I think everything I did is correct, however, my TA in lecture today said that the v0 should be between 50 ft/s - 60 ft/s and h should be between 40 ft and 47 ft. However, he also said that he didn't quite know how to get the correct solution... (he was looking at the solutions manual)

I get 60ft/s but my h is 60.4 ft however, if I use the 2nd method I get within the range, but isn't my method correct and the second method wrong?

method 2:
12 = 5 - 16t^2 + v0*t*(5/13)
v = vo(5/13) - gt
v = 0 since it's at the top of it's path
v0 = gt * 13/5
v = 55 ft/s ...
t = .661 s
But isn't that wrong because if I plug in .661 s into x = vo(12/13)*t I get ~33ft, whereas it should be 24 ft at the top of the path..

Can anyone advise me on which method is correct?

 

[anathema]

Thank you for sharing your solutions and concerns regarding this problem. I have reviewed your methods and I believe that both of them are correct, but they are approaching the problem in different ways.

In the first method, you are using the equation y = y0 - 1/2gt^2 + voy*t to find the time at the top of the parabola and then using that time to find the height of the ball at the top of the slope.
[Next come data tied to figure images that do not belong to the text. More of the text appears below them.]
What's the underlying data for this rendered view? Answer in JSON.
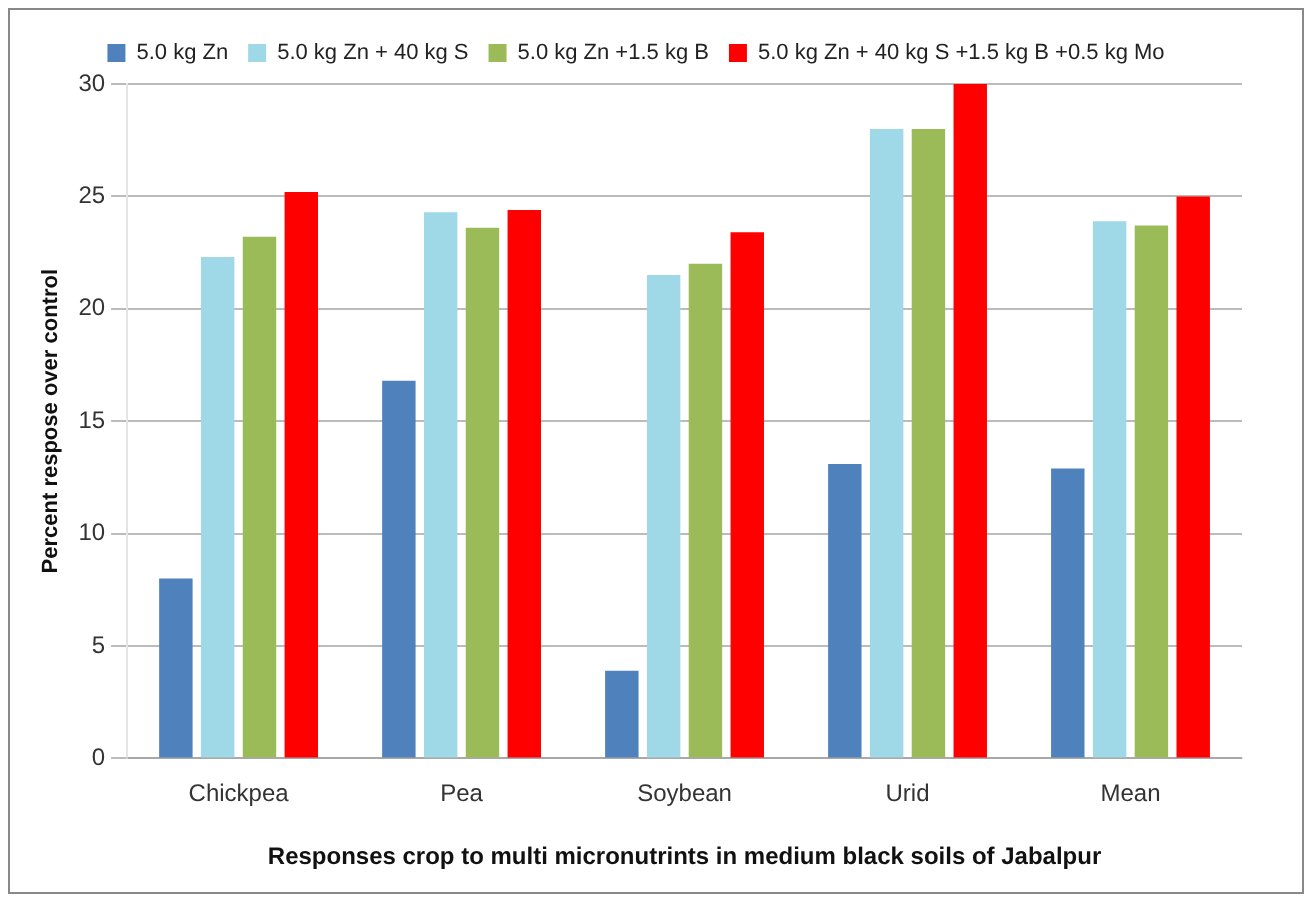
{
  "chart_data": {
    "type": "bar",
    "xlabel": "Responses crop to multi micronutrints in medium black soils of Jabalpur",
    "ylabel": "Percent respose over control",
    "categories": [
      "Chickpea",
      "Pea",
      "Soybean",
      "Urid",
      "Mean"
    ],
    "series": [
      {
        "name": "5.0 kg Zn",
        "color": "#4f81bd",
        "values": [
          8,
          16.8,
          3.9,
          13.1,
          12.9
        ]
      },
      {
        "name": "5.0 kg Zn + 40 kg S",
        "color": "#9fd8e6",
        "values": [
          22.3,
          24.3,
          21.5,
          28,
          23.9
        ]
      },
      {
        "name": "5.0 kg Zn +1.5 kg B",
        "color": "#9bbb59",
        "values": [
          23.2,
          23.6,
          22,
          28,
          23.7
        ]
      },
      {
        "name": "5.0 kg Zn + 40 kg S +1.5 kg B +0.5 kg Mo",
        "color": "#ff0000",
        "values": [
          25.2,
          24.4,
          23.4,
          30,
          25
        ]
      }
    ],
    "ylim": [
      0,
      30
    ],
    "yticks": [
      0,
      5,
      10,
      15,
      20,
      25,
      30
    ],
    "grid": "y",
    "legend": "top"
  }
}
This method is correct and will give you the correct answer.

In the second method, you are using the same equation to find the initial velocity of the ball at the top of the slope, assuming that the ball has reached its maximum height and is about to start falling down the slope. This method is also correct and will give you the correct answer.

So, both methods are correct and it is up to you to choose which one you prefer to use. However, I would recommend that you stick to one method and use it consistently throughout your calculations to avoid any confusion.

Regarding the values given by your TA, it is possible that there was a mistake in the solutions manual or that the values were rounded off. As long as your calculations are correct, you can trust your own results.

I hope this helps. Keep up the good work!

 

[Moetasim]

As a scientist, it is important to approach problems like this with a critical and analytical mindset. It appears that you have put a lot of effort into solving this problem and have come up with two different methods. However, it is possible that both methods have some flaws and may not give the correct solution.

In terms of which method is correct, it is difficult to say without knowing the specific details of the problem and the values used. It is possible that both methods have some errors in the calculations or assumptions made. It would be helpful to double check your calculations and assumptions to see if there are any mistakes that could be causing the discrepancies.

Additionally, it is always a good idea to check your solution against known values or ranges. In this case, your TA has provided a range for the values of v0 and h, so it would be a good idea to check if your solution falls within that range. If it does not, then it is likely that there is an error in your calculation or method.

In general, as a scientist, it is important to always double check your work, question your assumptions, and seek feedback from others. This will help ensure that your solutions are accurate and reliable.